Мать снова высунулась из окна и ловко плюнула Гильерму прямо в рожу.
– Осмелела я, говоришь? – Голос у нее пронзительно зазвенел. – Только не тебе судить, Рамонден-смельчак! У тебя-то самого смелости только на то и хватило, чтобы в пьяном виде явиться под окна честной женщины и пугать ее детей! Впрочем, ты и на фронте куда каким смельчаком себя показал – через неделю домой вернулся! А мой муж там голову сложил!
Придя от этих слов в дикую ярость, Гильерм взревел, как бык, и его тут же поддержал хриплый вой толпы. По окнам вновь застучали камни и комки глины. Пол на кухне был весь засыпан землей.
– Ах ты, сука! – орал Гильерм.
Толпа уже вливалась в ворота, легко сорвав их с проржавевших петель. Наш старый пес пару раз тявкнул, потом вдруг пронзительно взвизгнул и умолк.
– Не надейся, что нам ничего не известно! Не надейся, что Рафаэль никому ничего не успел сказать! – Рев Гильерма, торжествующий, полный ненависти, перекрывал все прочие голоса. В красноватой полутьме за окном сверкали его глаза, отражавшийся в них огонь мерцал и переливался, точно стеклышки адского калейдоскопа. – Мы знаем, Мирабель, что ты давно с ними в сговоре! Мы в курсе, что этот Лейбниц был твоим любовником!
Мать прямо из окна выплеснула полный ушат воды на тех, кто осмелился подойти совсем близко.
– Остынь, дурак! – в бешенстве крикнула она. – По-твоему, все только об одном и думают? По-твоему, все такие, как ты?
Но Гильерм уже ломился к нам в дверь, яростно колотя в нее костылем, и материны угрозы были ему нипочем.
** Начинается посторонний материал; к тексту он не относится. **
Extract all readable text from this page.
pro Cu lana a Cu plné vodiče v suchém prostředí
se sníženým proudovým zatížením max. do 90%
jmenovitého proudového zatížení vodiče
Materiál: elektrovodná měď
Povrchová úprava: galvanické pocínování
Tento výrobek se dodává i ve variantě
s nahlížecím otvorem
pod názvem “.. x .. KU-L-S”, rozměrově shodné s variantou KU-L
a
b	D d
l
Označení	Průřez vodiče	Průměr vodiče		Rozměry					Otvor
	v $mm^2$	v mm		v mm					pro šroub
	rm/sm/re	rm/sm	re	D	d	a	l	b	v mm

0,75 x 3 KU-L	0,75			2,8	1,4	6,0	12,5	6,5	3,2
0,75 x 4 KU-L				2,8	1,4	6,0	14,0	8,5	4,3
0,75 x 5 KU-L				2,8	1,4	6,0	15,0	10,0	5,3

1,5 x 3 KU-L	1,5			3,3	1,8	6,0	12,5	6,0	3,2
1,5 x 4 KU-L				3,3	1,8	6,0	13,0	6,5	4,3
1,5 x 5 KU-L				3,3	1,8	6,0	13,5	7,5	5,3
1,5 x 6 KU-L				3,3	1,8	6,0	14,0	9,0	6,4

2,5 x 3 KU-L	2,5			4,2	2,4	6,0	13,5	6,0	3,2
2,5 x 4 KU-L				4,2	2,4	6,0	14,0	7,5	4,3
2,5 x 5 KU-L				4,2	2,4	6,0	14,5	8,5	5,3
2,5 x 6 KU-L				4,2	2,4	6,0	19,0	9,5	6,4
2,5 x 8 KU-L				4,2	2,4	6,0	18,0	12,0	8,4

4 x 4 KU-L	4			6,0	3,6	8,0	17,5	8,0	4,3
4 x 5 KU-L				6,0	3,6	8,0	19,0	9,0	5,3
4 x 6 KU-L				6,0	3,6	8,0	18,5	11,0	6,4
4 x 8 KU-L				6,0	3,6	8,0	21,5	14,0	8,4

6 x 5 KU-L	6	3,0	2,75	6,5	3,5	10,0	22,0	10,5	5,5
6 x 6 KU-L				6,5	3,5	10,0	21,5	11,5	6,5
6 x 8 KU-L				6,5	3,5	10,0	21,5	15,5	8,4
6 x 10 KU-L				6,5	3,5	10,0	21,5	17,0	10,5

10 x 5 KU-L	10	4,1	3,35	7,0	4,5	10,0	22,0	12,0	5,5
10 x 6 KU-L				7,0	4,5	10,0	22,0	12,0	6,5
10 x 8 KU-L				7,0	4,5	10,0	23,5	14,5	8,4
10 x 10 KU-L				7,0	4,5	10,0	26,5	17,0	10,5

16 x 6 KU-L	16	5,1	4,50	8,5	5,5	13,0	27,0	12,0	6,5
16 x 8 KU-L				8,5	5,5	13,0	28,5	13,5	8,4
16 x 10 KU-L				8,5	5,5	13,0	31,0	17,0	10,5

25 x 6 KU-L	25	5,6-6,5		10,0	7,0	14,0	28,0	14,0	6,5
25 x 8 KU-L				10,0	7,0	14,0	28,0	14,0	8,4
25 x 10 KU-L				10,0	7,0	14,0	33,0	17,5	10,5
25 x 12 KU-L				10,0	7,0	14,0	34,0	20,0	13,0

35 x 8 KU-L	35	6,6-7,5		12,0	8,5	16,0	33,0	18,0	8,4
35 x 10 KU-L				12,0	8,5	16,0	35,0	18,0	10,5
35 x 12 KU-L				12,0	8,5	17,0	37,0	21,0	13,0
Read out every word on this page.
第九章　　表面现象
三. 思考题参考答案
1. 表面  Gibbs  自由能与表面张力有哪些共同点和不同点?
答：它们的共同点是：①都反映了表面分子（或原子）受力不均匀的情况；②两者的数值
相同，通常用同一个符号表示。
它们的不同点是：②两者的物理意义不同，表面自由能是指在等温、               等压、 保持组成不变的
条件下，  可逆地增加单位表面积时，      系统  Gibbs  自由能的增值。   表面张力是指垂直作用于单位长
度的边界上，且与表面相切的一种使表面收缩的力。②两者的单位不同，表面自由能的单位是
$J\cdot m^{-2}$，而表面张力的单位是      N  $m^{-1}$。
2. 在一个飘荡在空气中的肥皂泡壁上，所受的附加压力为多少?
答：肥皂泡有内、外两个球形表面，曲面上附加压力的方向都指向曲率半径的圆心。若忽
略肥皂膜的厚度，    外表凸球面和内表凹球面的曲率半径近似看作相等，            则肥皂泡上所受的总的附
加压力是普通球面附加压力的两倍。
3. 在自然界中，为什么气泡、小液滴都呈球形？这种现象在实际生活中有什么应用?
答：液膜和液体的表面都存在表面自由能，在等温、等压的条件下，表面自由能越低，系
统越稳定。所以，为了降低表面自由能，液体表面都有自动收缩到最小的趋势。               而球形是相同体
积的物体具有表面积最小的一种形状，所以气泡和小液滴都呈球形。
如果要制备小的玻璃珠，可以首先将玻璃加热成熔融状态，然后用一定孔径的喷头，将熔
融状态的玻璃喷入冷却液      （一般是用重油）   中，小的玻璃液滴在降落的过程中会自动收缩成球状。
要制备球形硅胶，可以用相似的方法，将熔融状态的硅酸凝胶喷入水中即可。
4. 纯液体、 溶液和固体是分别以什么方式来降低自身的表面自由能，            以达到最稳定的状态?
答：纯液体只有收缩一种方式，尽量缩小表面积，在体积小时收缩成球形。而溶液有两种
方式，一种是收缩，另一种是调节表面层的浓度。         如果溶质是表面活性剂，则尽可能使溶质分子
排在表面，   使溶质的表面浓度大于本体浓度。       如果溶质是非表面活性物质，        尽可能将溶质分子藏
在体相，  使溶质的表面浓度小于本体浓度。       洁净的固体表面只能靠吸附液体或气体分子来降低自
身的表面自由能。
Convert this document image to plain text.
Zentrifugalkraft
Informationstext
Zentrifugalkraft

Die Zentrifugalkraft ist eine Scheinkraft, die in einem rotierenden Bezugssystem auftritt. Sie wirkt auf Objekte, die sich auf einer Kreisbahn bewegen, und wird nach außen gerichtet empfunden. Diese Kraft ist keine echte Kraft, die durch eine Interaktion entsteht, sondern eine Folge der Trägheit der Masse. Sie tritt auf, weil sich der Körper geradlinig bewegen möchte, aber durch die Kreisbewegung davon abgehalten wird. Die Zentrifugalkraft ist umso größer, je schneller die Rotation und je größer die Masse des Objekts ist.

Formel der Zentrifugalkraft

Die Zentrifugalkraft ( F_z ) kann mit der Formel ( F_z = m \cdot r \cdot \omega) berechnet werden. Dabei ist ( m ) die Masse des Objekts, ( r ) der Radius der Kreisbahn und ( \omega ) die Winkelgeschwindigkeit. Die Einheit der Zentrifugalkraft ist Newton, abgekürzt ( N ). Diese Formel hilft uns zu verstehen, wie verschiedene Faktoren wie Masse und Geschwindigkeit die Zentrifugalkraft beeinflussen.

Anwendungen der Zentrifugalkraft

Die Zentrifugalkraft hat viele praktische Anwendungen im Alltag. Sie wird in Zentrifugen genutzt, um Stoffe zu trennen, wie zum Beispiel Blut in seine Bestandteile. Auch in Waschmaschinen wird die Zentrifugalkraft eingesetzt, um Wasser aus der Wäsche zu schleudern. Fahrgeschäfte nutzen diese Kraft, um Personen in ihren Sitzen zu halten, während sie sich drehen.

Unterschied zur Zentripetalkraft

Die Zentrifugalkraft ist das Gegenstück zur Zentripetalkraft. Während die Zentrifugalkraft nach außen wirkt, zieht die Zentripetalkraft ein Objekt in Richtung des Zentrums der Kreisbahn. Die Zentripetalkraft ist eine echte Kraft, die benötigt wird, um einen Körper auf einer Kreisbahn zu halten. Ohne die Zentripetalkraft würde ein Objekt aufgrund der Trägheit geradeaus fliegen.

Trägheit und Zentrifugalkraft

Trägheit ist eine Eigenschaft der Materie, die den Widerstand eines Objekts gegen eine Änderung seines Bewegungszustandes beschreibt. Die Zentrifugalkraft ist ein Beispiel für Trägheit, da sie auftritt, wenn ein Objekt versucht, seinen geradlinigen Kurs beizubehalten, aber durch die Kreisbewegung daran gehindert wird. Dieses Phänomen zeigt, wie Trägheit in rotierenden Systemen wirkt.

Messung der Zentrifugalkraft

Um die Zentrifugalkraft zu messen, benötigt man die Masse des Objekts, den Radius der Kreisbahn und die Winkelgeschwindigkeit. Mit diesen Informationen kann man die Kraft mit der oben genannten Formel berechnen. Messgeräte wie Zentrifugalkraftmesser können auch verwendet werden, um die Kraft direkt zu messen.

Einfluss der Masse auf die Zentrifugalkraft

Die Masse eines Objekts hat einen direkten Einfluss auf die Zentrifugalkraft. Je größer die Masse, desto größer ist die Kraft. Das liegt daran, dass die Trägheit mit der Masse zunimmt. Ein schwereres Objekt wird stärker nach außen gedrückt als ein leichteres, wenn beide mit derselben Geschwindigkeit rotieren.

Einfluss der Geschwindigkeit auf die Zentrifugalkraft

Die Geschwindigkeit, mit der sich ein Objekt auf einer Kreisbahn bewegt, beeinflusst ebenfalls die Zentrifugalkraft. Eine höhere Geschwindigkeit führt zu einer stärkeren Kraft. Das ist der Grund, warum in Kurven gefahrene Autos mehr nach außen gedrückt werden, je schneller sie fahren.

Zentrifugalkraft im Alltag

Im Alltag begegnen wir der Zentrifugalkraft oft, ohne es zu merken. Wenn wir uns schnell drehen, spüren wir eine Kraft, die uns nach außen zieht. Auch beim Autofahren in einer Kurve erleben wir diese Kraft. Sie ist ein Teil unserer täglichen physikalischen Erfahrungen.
– Выходи, сука! Знаем мы, чем ты с бошами занималась!
Я видела, как под его могучими ударами содрогается запертая на засов дверь. Мать повернулась к нам, лицо ее пылало гневом.
– Быстро сложите свои вещи. И достаньте из-под раковины коробку с деньгами. Документы только не забудьте.
– Но зачем? Мы ведь…
– Быстро! Делайте, как я говорю!
Мы кинулись собираться.
Сначала раздался жуткий грохот, от которого вздрогнули в доме все прогнившие половицы, и я решила, что рухнула входная дверь. Мы снова бросились на кухню и обнаружили, что мать забаррикадировала дверь, придвинув к ней буфет и переколотив при этом большую часть своих драгоценных тарелок. Затем к двери подтащили и обеденный стол, так что, если б даже буфет и удалось сместить, в кухню все равно никто бы не протиснулся. В руках у матери оказался отцовский дробовик.
– Кассис, быстро проверь заднюю дверь, – скомандовала она. – Вряд ли они уже вспомнили о ней, но мало ли. Рен, останься со мной. А ты, Буаз…
Она как-то странно на меня посмотрела и некоторое время не сводила с меня своих черных, сверкающих, непроницаемых глаз. Но отдать мне распоряжение не успела: в дверь со страшной силой ударили чем-то тяжелым, высадив верхнюю филенку и расщепив дверную раму, и теперь сквозь эту дыру виднелось темное ночное небо. Затем на фоне неба появились физиономии нападающих, красные от ярости и огня. Задние напирали; такие же красные рожи выглядывали из-за плеч тех, кто стоял впереди. Но самая мерзкая, прямо-таки звериная, искаженная свирепым оскалом морда была у Гильерма Рамондена.